Cold filtered 69 times to bring out the douche

After what was an abysmal summer of shitty weather with Cytheriaesque levels of precipitation the sudden heatwave that struck last week was both unexpected and unwelcome. Not only was I back in the hallowed halls of higher learning which prevented me from enjoying the nice weather, when I was outside I was sweating more than Michael Jackson's doctor while the autopsy was being performed.

Anyways with the heat came the cravings for a frosty pint. And while my mind was on the subject of beer it got me thinking about how different beers are associated with different types of people. Case in point, most people who go out for a few pints of Boddington's are not going to be chumming it up with the Bud Light Lime crowd. Although if you ever catch a friend drinking Boddington's be sure to make fun of them because it's brand slogan is "the cream of Manchester" and drinking something called that absolutely SCREAMS "I putt from the rough." There I even gave you the joke. But in all seriousness we're doing another top five. and this time it's top douchebag beers. I must note though that with the exception of number one the others are in no particular order.

I also want to state that drinking one of these beers doesn't mean that you are automatically a douche, but if you find that you regularly drink all five chances are...

5. PBR (specifically cans)
While I myself have picked up a case of Pabst from time to time when James Ready was not available and I didn't have loads of money to spend, Pabst Blue Ribbon has become synonymous with the hipster movement almost to the degree of scarves, Nike Dunks, and shutter glasses. As shown by this douche here the Pabst can is a symbol of all that is awful (sorry for the repeat image).

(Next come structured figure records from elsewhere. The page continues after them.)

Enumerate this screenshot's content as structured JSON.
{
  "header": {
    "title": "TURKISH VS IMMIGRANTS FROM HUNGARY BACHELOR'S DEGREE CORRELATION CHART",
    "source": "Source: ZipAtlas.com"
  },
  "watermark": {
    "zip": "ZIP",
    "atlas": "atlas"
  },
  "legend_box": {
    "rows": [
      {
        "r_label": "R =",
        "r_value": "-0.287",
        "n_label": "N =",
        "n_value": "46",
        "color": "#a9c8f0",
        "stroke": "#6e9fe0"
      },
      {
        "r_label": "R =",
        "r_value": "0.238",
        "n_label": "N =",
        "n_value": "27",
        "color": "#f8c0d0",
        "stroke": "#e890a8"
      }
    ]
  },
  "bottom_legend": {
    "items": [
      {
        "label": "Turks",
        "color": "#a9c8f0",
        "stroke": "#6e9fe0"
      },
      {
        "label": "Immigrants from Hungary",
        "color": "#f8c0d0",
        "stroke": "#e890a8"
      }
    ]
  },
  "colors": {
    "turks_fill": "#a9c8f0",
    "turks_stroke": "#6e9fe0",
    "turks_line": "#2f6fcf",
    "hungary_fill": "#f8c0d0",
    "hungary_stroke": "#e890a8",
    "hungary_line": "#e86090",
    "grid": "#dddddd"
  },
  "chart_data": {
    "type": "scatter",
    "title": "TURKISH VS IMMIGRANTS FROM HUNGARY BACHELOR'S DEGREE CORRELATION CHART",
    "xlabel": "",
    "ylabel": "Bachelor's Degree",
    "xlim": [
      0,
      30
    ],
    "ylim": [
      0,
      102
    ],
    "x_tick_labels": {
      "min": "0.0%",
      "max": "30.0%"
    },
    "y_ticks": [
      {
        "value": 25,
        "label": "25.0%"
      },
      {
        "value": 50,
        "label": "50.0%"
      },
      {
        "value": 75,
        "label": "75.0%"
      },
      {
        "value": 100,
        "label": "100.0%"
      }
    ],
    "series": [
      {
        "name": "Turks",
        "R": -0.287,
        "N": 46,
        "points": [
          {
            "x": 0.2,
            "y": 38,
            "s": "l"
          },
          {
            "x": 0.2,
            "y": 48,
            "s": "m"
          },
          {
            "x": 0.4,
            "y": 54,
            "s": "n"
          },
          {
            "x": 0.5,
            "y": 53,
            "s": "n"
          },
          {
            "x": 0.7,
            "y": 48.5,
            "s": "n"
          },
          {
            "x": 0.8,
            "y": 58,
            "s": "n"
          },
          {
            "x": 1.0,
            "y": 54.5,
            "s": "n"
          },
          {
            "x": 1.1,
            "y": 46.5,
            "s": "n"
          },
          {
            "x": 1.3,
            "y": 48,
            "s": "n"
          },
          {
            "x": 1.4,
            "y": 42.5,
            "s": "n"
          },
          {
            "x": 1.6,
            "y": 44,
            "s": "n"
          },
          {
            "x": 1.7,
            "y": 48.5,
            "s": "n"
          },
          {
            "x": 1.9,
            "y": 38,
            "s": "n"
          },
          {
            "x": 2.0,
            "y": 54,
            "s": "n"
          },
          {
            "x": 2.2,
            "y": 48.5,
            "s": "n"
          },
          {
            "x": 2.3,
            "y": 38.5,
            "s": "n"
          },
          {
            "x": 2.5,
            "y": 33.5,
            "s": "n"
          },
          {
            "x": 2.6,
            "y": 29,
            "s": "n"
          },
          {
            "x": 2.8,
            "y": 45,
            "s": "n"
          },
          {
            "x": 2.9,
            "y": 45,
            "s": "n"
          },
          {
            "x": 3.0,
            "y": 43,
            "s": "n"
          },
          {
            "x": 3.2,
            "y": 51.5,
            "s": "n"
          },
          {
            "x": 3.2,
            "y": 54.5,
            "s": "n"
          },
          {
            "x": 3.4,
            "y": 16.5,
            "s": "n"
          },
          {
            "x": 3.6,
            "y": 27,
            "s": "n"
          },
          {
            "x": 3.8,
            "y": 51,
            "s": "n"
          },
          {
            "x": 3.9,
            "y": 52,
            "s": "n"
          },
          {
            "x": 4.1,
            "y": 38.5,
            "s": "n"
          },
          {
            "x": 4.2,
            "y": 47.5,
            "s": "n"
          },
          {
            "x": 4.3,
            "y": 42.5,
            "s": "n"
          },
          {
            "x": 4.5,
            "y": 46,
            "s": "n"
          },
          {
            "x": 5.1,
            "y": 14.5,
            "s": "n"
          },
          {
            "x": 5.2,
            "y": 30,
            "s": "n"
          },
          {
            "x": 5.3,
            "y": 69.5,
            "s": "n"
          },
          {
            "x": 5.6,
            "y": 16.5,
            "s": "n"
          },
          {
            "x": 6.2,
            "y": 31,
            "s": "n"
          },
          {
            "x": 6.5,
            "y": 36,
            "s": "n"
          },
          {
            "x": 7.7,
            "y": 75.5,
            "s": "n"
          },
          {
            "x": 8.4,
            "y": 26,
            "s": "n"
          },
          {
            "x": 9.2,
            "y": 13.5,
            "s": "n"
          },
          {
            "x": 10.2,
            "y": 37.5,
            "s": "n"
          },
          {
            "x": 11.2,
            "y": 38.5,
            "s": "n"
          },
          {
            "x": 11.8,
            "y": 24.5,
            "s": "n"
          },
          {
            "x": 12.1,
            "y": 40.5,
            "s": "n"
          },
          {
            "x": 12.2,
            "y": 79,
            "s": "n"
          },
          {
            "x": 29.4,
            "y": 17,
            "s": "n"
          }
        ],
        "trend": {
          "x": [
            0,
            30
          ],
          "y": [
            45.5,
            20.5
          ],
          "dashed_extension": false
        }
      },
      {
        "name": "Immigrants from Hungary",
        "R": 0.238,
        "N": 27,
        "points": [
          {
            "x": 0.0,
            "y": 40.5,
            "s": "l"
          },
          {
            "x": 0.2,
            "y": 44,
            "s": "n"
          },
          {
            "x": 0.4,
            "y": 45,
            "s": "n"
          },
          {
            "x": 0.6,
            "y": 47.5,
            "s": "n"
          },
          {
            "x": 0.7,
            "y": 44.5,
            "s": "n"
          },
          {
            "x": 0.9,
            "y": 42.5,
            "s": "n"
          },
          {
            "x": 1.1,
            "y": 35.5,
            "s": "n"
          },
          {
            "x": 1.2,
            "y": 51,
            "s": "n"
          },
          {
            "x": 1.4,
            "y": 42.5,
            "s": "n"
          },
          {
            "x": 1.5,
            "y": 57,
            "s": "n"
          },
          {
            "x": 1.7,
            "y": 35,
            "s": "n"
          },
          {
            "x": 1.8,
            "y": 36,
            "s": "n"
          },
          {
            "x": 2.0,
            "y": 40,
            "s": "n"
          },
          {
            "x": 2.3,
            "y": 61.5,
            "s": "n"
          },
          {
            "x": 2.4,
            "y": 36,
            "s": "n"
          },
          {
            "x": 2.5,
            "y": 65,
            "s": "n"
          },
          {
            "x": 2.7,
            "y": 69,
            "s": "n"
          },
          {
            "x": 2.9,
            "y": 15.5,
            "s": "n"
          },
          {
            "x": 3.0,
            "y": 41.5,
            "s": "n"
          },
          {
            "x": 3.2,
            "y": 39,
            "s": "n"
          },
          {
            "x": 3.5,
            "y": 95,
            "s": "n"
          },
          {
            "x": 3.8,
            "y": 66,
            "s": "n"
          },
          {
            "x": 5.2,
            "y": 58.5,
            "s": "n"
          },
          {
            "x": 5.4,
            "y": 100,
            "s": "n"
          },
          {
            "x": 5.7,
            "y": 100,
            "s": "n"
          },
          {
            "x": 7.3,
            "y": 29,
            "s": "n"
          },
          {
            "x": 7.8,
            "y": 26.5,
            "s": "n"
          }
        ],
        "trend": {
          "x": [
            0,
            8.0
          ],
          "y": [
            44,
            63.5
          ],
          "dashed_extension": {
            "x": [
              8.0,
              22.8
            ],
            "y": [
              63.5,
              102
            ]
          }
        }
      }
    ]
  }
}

Most people who have bottles of Pabst seem to be immune to the douche effects as far as I can tell


4. Heineken
Heineken is an easy choice as a douche beer, it's expensive served at all the douche hot spots, and tastes pretty shitty. It's basically an import beer for dummies, when you want to show the ladies that you're so much more sophisticated than the dirty plebes swilling on Canadian and Labatt you get yourself a Heineken. It's also good for those seeking to prove some sort of connection to German heritage, the same way all the people who say they're some fraction Irish so they love drinking Guinness. But anyways Heineken is associated with the douchiest of people, like the my new haircut guy, who happens to have made a triumphant return to the internet.


3. Corona
Oh Corona, I don't know how they pull it off. They put out a terrible tasting beer that is only barely palatable when you put a slice of lime in it, and charge a king's ransom for it, and people love it. Corona is somehow the number one selling import beer in America, although the country is knowing for having terrible tastes in beer. The beer is known to get a "skunky" taste when exposed to light, which is not a good trait for a beer served in a clear bottle. But anyways enough about the taste, what makes this a douche beer you're asking, and the answer is the price. I you can afford to buy Corona then you should spend that money on something that's actually good and not disgusting. It's another import beer for dummies like Heineken and unless you're in Mexico there is no reason to get hyped up about this beer.

2. Coors Light
The Coors brewing company survived prohibition by producing "near beer" and they never stopped. The Monty Python bit about American beer being like having sex in a canoe applies perfectly to Coors Light. What inspires people to drink this piss I have no idea. It seems they market themselves to the dumbest men around with their scandalous ads and partnering with Maxim another product which seems magnetized for douches. The picture below is a prime example.

Now although I'm as big a fan of hot sluts with tits as much as the next guy, I want a beer that sells itself with what it does for my mouth, not the false sexual expectations it sets, Family Guy nailed it with this one.

Also they're beers biggest selling point is that it's cold, but my anger with that is worthy of it's own post as I find that beyond upsetting.

1. Bud Light Lime
Whoever came up with the idea for Bud Light Lime (BLL) is a genius even though I think it's the worst beer ever. They basically said look at all the retards that buy Corona and put a lime in it and think it's the greatest thing in the world, and also pay an arm and a leg for it. So why don't we just make a sugary shitty citrus version of our light beer and sell it to all the people that already buy our light beer, and that buy Corona. If BLL is in fact just lime juiced up Bud Light, thats pretty gay and they are ripping people the fuck off charging a tonne for it, but props to them. But form what I've heard from the people I know who have tried it, is it is basically a cooler, and will give you a super shitty hangover/gut rot the next day if you were to drink enough of the shit to get drunk. Anyways it's good for all the Corona retards that lack the skills to operate a knife/lime, but overall I would wager that 93.48% of BLL drinkers would not find this joke funny.